ForwardDiff.jl
ForwardDiff.jl copied to clipboard
Compiletime for tensor very slow
We do prototyping of a time integration using a handwritten residual function (50 lines) and Jacobian (100 lines):
while norm_res > eps
iteration = iteration + 1
for iter in eachindex(J)
J[iter]=0.0
end
jac_beuler(x, xold, h, e_fd, p_m, J, Ymat)
x = x - inv(J)*F
residual_beuler(x, xold, h, e_fd, p_m, F, Ymat)
norm_res = norm(F)
end
Computing the Jacobian, Hessian and tensor of one timestep with
jac_cfg = ForwardDiff.JacobianConfig(integrate_wrapper, x, ForwardDiff.Chunk{1}())
jac = x -> ForwardDiff.jacobian(integrate_wrapper, x, jac_cfg)
hes_jac = x -> ForwardDiff.jacobian(integrate_wrapper, x)

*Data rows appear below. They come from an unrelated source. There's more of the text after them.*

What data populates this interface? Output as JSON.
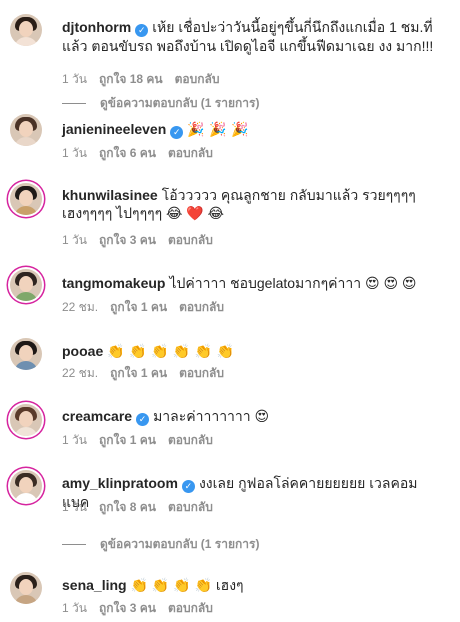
{
  "comments": [
    {
      "username": "djtonhorm",
      "verified": true,
      "text": "เห้ย เชื่อปะว่าวันนี้อยู่ๆขึ้นกี่นึกถึงแกเมื่อ 1 ชม.ที่แล้ว ตอนขับรถ พอถึงบ้าน เปิดดูไอจี แกขึ้นฟีดมาเฉย งง มาก!!!",
      "time": "1 วัน",
      "likes": "ถูกใจ 18 คน",
      "reply": "ตอบกลับ",
      "view_replies": "ดูข้อความตอบกลับ (1 รายการ)"
    },
    {
      "username": "janienineeleven",
      "verified": true,
      "text": "🎉 🎉 🎉",
      "time": "1 วัน",
      "likes": "ถูกใจ 6 คน",
      "reply": "ตอบกลับ"
    },
    {
      "username": "khunwilasinee",
      "verified": false,
      "text": "โอ้ววววว คุณลูกชาย กลับมาแล้ว รวยๆๆๆๆเฮงๆๆๆๆ ไปๆๆๆๆ 😂 ❤️ 😂",
      "time": "1 วัน",
      "likes": "ถูกใจ 3 คน",
      "reply": "ตอบกลับ"
    },
    {
      "username": "tangmomakeup",
      "verified": false,
      "text": "ไปค่าาาา ชอบgelatoมากๆค่าาา 😍 😍 😍",
      "time": "22 ชม.",
      "likes": "ถูกใจ 1 คน",
      "reply": "ตอบกลับ"
    },
    {
      "username": "pooae",
      "verified": false,
      "text": "👏 👏 👏 👏 👏 👏",
      "time": "22 ชม.",
      "likes": "ถูกใจ 1 คน",
      "reply": "ตอบกลับ"
    },
    {
      "username": "creamcare",
      "verified": true,
      "text": "มาละค่าาาาาาา 😍",
      "time": "1 วัน",
      "likes": "ถูกใจ 1 คน",
      "reply": "ตอบกลับ"
    },
    {
      "username": "amy_klinpratoom",
      "verified": true,
      "text": "งงเลย กูฟอลโล่คคายยยยยย เวลคอมแบค",
      "time": "1 วัน",
      "likes": "ถูกใจ 8 คน",
      "reply": "ตอบกลับ",
      "view_replies": "ดูข้อความตอบกลับ (1 รายการ)"
    },
    {
      "username": "sena_ling",
      "verified": false,
      "text": "👏 👏 👏 👏 เฮงๆ",
      "time": "1 วัน",
      "likes": "ถูกใจ 3 คน",
      "reply": "ตอบกลับ"
    }
  ],
  "colors": {
    "verified_badge": "#3897f0",
    "story_ring": "#d6249f",
    "meta_text": "#8e8e8e"
  },
  "icons": {
    "verified": "verified-badge-icon"
  }
}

hes_cfg = ForwardDiff.JacobianConfig(hes_jac, x, ForwardDiff.Chunk{1}())
hes = x -> ForwardDiff.jacobian(hes_jac, x, hes_cfg)
ten_hes = x -> ForwardDiff.jacobian(hes_jac, x)

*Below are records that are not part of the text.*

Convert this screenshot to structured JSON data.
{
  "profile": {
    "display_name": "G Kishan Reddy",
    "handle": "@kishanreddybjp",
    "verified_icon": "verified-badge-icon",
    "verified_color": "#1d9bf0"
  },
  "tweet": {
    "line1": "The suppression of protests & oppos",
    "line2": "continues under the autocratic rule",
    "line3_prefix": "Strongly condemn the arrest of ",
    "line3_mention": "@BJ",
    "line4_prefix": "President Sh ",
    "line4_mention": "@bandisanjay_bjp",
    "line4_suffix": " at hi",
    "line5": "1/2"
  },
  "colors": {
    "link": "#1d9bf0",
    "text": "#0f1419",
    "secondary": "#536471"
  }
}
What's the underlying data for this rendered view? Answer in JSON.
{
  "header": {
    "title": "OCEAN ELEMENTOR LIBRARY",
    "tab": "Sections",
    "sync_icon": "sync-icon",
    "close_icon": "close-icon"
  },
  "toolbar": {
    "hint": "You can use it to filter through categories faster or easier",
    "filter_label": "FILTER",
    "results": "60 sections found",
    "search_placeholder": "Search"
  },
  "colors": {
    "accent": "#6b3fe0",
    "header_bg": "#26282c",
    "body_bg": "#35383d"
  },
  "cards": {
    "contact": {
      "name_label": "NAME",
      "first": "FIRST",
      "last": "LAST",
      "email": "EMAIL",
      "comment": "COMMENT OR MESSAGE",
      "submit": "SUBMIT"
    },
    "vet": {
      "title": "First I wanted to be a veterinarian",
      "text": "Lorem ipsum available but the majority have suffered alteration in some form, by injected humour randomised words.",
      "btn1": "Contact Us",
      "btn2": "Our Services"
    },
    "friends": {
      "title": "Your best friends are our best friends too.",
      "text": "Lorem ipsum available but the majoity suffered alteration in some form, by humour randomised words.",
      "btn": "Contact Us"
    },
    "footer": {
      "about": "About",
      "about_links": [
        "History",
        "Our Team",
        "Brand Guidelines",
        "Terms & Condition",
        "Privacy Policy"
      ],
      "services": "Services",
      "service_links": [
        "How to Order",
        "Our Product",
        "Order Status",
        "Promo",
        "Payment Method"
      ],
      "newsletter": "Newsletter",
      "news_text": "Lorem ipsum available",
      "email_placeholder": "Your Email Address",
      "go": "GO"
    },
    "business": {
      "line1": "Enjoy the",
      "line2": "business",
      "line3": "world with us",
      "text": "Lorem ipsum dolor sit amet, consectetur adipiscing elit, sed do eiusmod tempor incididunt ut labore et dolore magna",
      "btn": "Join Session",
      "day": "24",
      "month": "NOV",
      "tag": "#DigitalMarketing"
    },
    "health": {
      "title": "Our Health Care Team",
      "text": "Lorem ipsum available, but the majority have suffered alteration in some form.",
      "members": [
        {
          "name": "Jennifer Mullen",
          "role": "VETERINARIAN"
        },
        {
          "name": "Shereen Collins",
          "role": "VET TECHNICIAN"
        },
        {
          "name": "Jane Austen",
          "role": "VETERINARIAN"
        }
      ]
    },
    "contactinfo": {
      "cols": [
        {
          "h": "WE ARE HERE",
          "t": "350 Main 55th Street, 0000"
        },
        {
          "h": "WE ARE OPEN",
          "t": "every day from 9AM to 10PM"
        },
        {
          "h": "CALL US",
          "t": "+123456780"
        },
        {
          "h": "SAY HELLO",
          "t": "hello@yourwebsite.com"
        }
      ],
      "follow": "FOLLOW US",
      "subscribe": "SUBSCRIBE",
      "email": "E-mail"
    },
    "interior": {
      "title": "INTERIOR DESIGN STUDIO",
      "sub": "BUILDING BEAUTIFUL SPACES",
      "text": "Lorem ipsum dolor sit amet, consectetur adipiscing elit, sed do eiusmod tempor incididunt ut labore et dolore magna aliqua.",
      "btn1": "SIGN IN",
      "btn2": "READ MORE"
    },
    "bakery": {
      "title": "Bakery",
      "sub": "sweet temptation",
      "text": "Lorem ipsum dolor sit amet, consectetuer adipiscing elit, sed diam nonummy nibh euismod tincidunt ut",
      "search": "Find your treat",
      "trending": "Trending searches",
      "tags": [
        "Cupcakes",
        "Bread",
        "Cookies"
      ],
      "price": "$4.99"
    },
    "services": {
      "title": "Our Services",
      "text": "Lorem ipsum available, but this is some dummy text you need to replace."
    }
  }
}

ten_cfg = ForwardDiff.JacobianConfig(ten_hes, x, ForwardDiff.Chunk{1}())
ten = x -> ForwardDiff.jacobian(ten_hes, x, ten_cfg)
results in the following runtime:
1st Jacobian: 2.629844 seconds (1.13 M allocations: 49.980 MiB, 1.57% gc time)

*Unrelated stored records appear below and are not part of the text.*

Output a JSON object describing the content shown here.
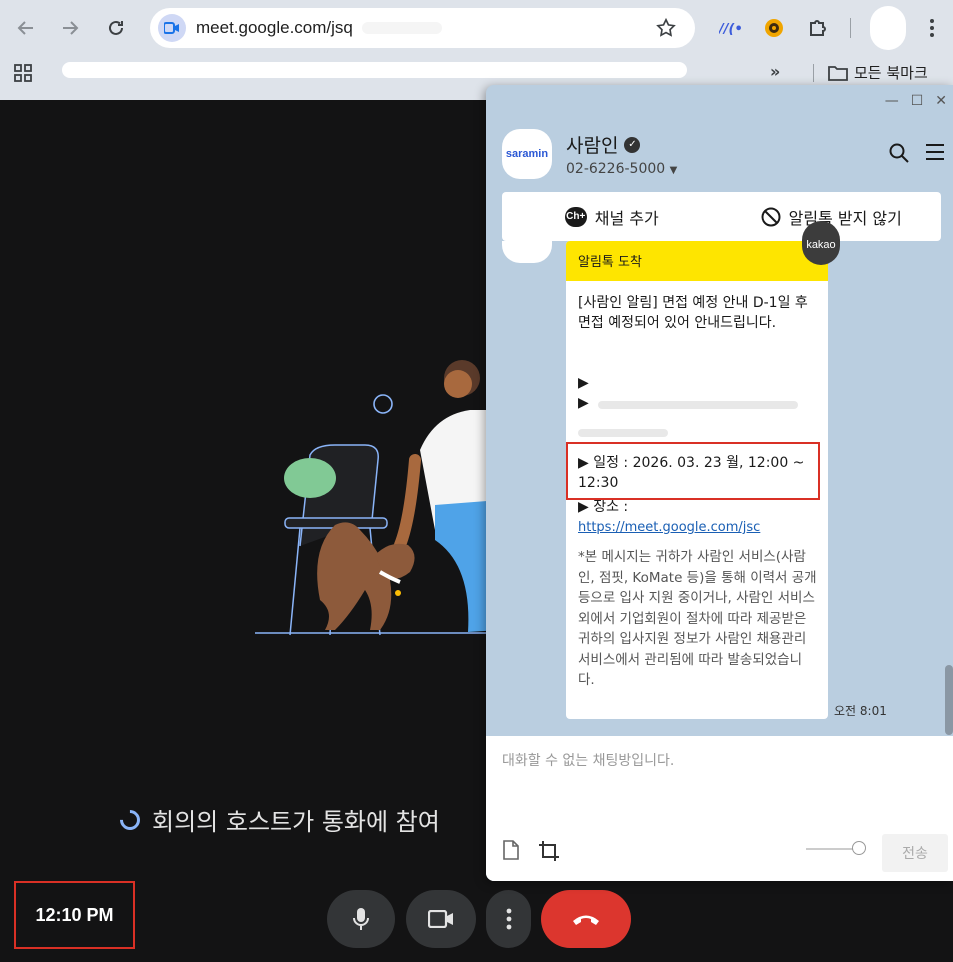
{
  "browser": {
    "url_visible": "meet.google.com/jsq",
    "bookmark_folder": "모든 북마크",
    "bookmarks_more": "»"
  },
  "meet": {
    "waiting_text": "회의의 호스트가 통화에 참여",
    "clock": "12:10 PM"
  },
  "kakao": {
    "channel_name": "사람인",
    "logo_text": "saramin",
    "phone": "02-6226-5000",
    "add_channel_label": "채널 추가",
    "block_label": "알림톡 받지 않기",
    "kakao_badge": "kakao",
    "message": {
      "header": "알림톡 도착",
      "body": "[사람인 알림] 면접 예정 안내 D-1일 후 면접 예정되어 있어 안내드립니다.",
      "bullet1": "▶",
      "bullet2": "▶",
      "schedule": "▶ 일정 : 2026. 03. 23 월, 12:00 ~ 12:30",
      "place_label": "▶ 장소 :",
      "place_link": "https://meet.google.com/jsc",
      "note": "*본 메시지는 귀하가 사람인 서비스(사람인, 점핏, KoMate 등)을 통해 이력서 공개 등으로 입사 지원 중이거나, 사람인 서비스 외에서 기업회원이 절차에 따라 제공받은 귀하의 입사지원 정보가 사람인 채용관리 서비스에서 관리됨에 따라 발송되었습니다.",
      "time": "오전 8:01"
    },
    "compose_placeholder": "대화할 수 없는 채팅방입니다.",
    "send_label": "전송"
  }
}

2nd Jacobian 0.005359 seconds (14.67 k allocations: 751.859 KiB)
1st Hessian 26.822772 seconds (20.38 M allocations: 625.502 MiB, 2.31% gc time)
2nd Hessian 0.151826 seconds (58.35 k allocations: 11.634 MiB, 22.91% gc time)
1st tensor 6536.218095 seconds (12.29 G allocations: 319.796 GiB, 2.90% gc time)
I already profiled and typed the code as much as possible I could. This is run with Julia -O0. With these JIT compilation times I would be happy to sacrifice a bit of runtime for a faster JIT.
Is there any way to reduce the time for the tensor?
I have the same issue and I'm wondering if there is any solution for this.
ref https://github.com/JuliaDiff/ForwardDiff.jl/issues/266
Playing around with --compile and/or @nospecialize might help...interpretation in Julia is pretty slow right now, but it still might be faster than the insane compilation times you're hitting here.
It might be worth it to try removing all of ForwardDiff's @inlines annotations and see what it does to performance. Those annotations were necessary a long time ago in order to guarantee performance, but the compiler's inlining heuristic has since gotten more advanced and might do better nowadays.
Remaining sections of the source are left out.